Can digital technologies provide solutions to extend existing boundaries?
Modal shift is ultimately the result of a competitive advantage that one transport mode has over other transport alternatives. Besides price, flexibility or sustainability, the speed and reliability of a service are key factors to gain market shares. In this context, infrastructure bottlenecks such as locks, bridges with limited clearance or narrow fairways are often-cited obstacles that limit the potentials of modal shift towards inland waterways.
As adaptions of infrastructure come at a high cost, with potentially high environmental impacts, and may take decades to come into effect, digital technologies may provide means to reduce bottleneck effects by enabling better use of existing waterway capacity.
IWT infrastructure bottlenecks are obvious to find
From transport perspective, a term “bottleneck” is usually associated with capacity constraints within a transportation system. It is the very nature of infrastructure bottlenecks that they only limit the systems performance under certain conditions, e.g. when traffic exceeds the available capacity.
With that in mind, it is easy to identify infrastructure bottlenecks within the IWT system: Most obvious are locks with their limited space, varying service patterns and sometimes restricted opening times. Non-movable bridges with low clearance might restrict the height of a vessel and thus limit the amount of cargo that can be transported. This is especially crucial in container shipping, where bridges may decide whether an additional tier can be loaded or not. Another prominent example are narrow fairway sections that lead to difficult nautical conditions, accompanied by required speed reductions as well as passing restrictions.

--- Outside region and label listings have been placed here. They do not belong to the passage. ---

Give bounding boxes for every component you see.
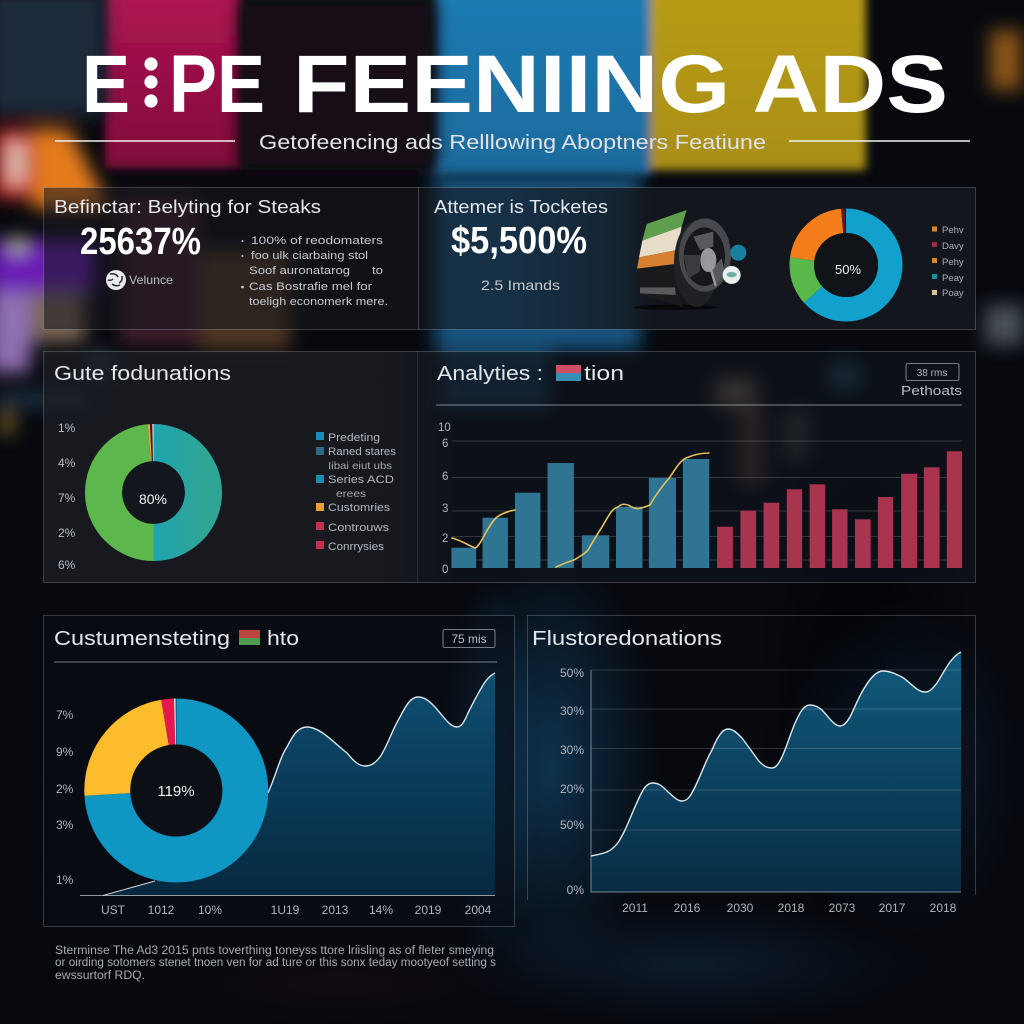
legend: middle donut [316, 432, 397, 553]
legend: middle donut: Predeting [328, 432, 380, 444]
heading: analytics: tion [584, 363, 624, 385]
heading: left stat: Befinctar: Belyting for Steaks [54, 197, 321, 217]
panel: customer targeting [44, 616, 514, 926]
donut chart: top [802, 221, 890, 309]
legend: middle donut: Customries [328, 502, 391, 514]
axis labels: x: 2013 [322, 903, 349, 917]
donut chart: 119%: 119% [157, 783, 195, 800]
legend: top donut: Pehy [942, 257, 964, 268]
footer note: Sterminse The Ad3 2015 pnts toverthing toneyss ttore lriisling as of fleter smeying [55, 945, 494, 957]
axis labels: x: 1U19 [271, 903, 300, 917]
area chart: yearly trend [591, 652, 961, 892]
combo bar chart: 0 [442, 564, 448, 576]
bullet list: to [372, 265, 383, 277]
label: volume: Velunce [129, 273, 173, 287]
combo bar chart: 6 [442, 438, 448, 450]
axis labels: y: 30% [560, 704, 584, 718]
panel: middle row [44, 351, 976, 582]
panel: flustoredonations [528, 616, 976, 915]
axis labels: x: 2073 [829, 901, 856, 915]
heading: custumensteting: hto [267, 628, 299, 650]
legend: top donut: Poay [942, 288, 964, 299]
panel: top stats [44, 187, 976, 330]
axis labels: y: 7% [56, 708, 74, 722]
axis labels: x: 1012 [148, 903, 175, 917]
legend: middle donut: Controuws [328, 522, 390, 534]
axis labels: x: 10% [198, 903, 222, 917]
badge: time: 38 rms [917, 368, 947, 379]
icon: volume logo [106, 270, 126, 290]
axis labels: x: 2019 [415, 903, 442, 917]
legend: middle donut: erees [336, 488, 366, 500]
axis labels: y [560, 666, 584, 897]
axis labels: donut percentages: 1% [58, 421, 76, 435]
combo bar chart: 2 [442, 533, 448, 545]
bullet list: Cas Bostrafie mel for [249, 281, 372, 293]
legend: middle donut: Raned stares [328, 446, 397, 458]
axis labels: x: 2017 [879, 901, 906, 915]
title: FEENIING ADS [293, 39, 948, 130]
axis labels: donut percentages [58, 421, 76, 572]
title [82, 39, 948, 130]
axis labels: y: 30% [560, 743, 584, 757]
footer note [55, 945, 496, 982]
legend: top donut: Davy [942, 241, 964, 252]
legend: middle donut: Series ACD [328, 474, 394, 486]
legend: top donut: Peay [942, 273, 964, 284]
axis labels: y: 9% [56, 745, 74, 759]
legend: top donut: Pehv [942, 225, 964, 236]
bullet list: foo ulk ciarbaing stol [251, 250, 368, 262]
big number: 25637%: 25637% [80, 221, 201, 263]
axis labels: x [101, 903, 492, 917]
badge: duration [443, 630, 495, 648]
axis labels: y: 50% [560, 818, 584, 832]
combo bar chart: 10 [438, 422, 451, 434]
title: PE [169, 39, 265, 130]
legend: top donut [932, 225, 964, 299]
heading: custumensteting [54, 628, 299, 650]
axis labels: x: 14% [369, 903, 393, 917]
axis labels: x: UST [101, 903, 126, 917]
axis labels: x: 2030 [727, 901, 754, 915]
caption: 2.5 imands: 2.5 Imands [481, 277, 560, 293]
donut chart: top: 50% [835, 262, 861, 277]
axis labels: donut percentages: 2% [58, 526, 76, 540]
title: E [82, 39, 130, 130]
axis labels: y: 20% [560, 782, 584, 796]
legend: middle donut: Conrrysies [328, 541, 385, 553]
label: pethoats: Pethoats [901, 383, 963, 398]
axis labels: x [622, 901, 957, 915]
bullet list: toeligh economerk mere. [249, 296, 388, 308]
axis labels: y [56, 708, 74, 887]
subtitle: Getofeencing ads Relllowing Aboptners Featiune [259, 132, 766, 154]
axis labels: x: 2004 [465, 903, 492, 917]
axis labels: x: 2018 [778, 901, 805, 915]
axis labels: donut percentages: 4% [58, 456, 76, 470]
combo bar chart [438, 422, 962, 576]
heading: analytics: Analyties : [437, 363, 543, 385]
footer note: or oirding sotomers stenet tnoen ven for ad ture or this sonx teday mootyeof setting s [55, 957, 496, 969]
heading: gute fodunations: Gute fodunations [54, 363, 231, 385]
badge: duration: 75 mis [451, 632, 487, 646]
axis labels: x: 2018 [930, 901, 957, 915]
badge: time [906, 364, 959, 380]
axis labels: x: 2011 [622, 901, 648, 915]
area chart: customer growth [80, 673, 495, 896]
axis labels: y: 0% [567, 883, 584, 897]
axis labels: donut percentages: 7% [58, 491, 76, 505]
icon: product package [633, 210, 746, 310]
combo bar chart: 6 [442, 471, 448, 483]
axis labels: y: 2% [56, 782, 74, 796]
heading: middle stat: Attemer is Tocketes [434, 197, 608, 217]
donut chart: 80%: 80% [139, 491, 167, 507]
heading: analytics [437, 363, 624, 385]
footer note: ewssurtorf RDQ. [55, 970, 145, 982]
heading: flustoredonations: Flustoredonations [532, 628, 722, 650]
axis labels: donut percentages: 6% [58, 558, 76, 572]
axis labels: y: 50% [560, 666, 584, 680]
legend: middle donut: Iibai eiut ubs [328, 460, 392, 472]
axis labels: x: 2016 [674, 901, 701, 915]
donut chart: 80% [104, 443, 203, 542]
axis labels: y: 3% [56, 818, 74, 832]
axis labels: y: 1% [56, 873, 74, 887]
big number: $5,500%: $5,500% [451, 220, 587, 262]
combo bar chart: 3 [442, 503, 448, 515]
bullet list: Soof auronatarog [249, 265, 350, 277]
heading: custumensteting: Custumensteting [54, 628, 230, 650]
bullet list [241, 235, 388, 308]
bullet list: 100% of reodomaters [251, 235, 384, 247]
donut chart: 119% [107, 722, 245, 860]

Fully eliminating those bottlenecks is difficult without heavy infrastructure investments. However, the possibilities for improvement by simply upgrading or extending infrastructure are limited. First, upgrades on inland waterway infrastructure are cost-intensive, take a long time and its improvements will only be measurable in the long run. In addition, inland waterway constructions often come with huge environmental impacts. Hence, it is obviously not useful to maximize IWT capacities at all costs.
A major threat to modal shift
What exactly makes bottlenecks so obstructive to modal shift?
As stated in the beginning of this article, not just costs, but factors, such as speed and reliability, determine modal choice. As the impacts of infrastructure bottlenecks on specific trips are hard to predict, uncertainty becomes a significant element of transports on certain routes.
Evidence for the effects that infrastructure bottlenecks can have on IWT operations in a specific corridor can be found, for example, in the hinterland of Bremerhaven (Germany). Due to comparably short transport distances, IWT in this region is in strong competition with road transportation. Even though the River Weser – which connects Bremerhaven to important intermodal hubs such as Minden, Hannover and Brunswick – allows for the operation of 110m vessels, IWT operators are very reluctant to deploy those vessels in liner services due to uncertain travel times caused by a number of locks and fairway passages with encounter restrictions for larger vessels. One third of the Mittelweser stretch ranging from Bremen to Minden has been declared as no passing areas for this type of vessels. In this specific case, competitive cost advantages by exploiting the economies of scale in IWT are at risk and thus pose a major threat to a modal shift.
IW-NET investigates the use of digital technologies to limit bottleneck effects
To assess the potentials of digital technologies in the quest to reduce the impacts of IWT infrastructure bottlenecks, a working group within the IW-NET consortium will investigate the effects of different measures to optimize traffic flow by means of simulation techniques.
The River Weser will serve as the application scenario to test and evaluate a set of different collaborative and intelligent traffic flow optimization strategies. This involves better use of available river information services, more specifically vessel tracking and tracing (VTT), as well as traffic situation forecasting that enables infrastructure managers to ease traffic flows.
IW-NET will take up the concepts developed in European initiatives, such as the RIS-Comex project and will contribute to the ongoing debate with an impact assessment that shall enable legislators to better understand how available infrastructure can be exploited to a greater extend through the use of digital services.
The discussion shows that an intact and reliable infrastructure is of critical importance to the success of modal shift initiatives and thus to the EU’s objective to decrease GHG emissions in the transport sector.
What should not be left unspoken: even if is possible to generate more transport volume through a successful modal shift, an increased amount of traffic is likely to uncover new bottlenecks, which might endanger previous gains.
The IW-NET project therefore provides the foresight that is needed for sustainable IWT growth.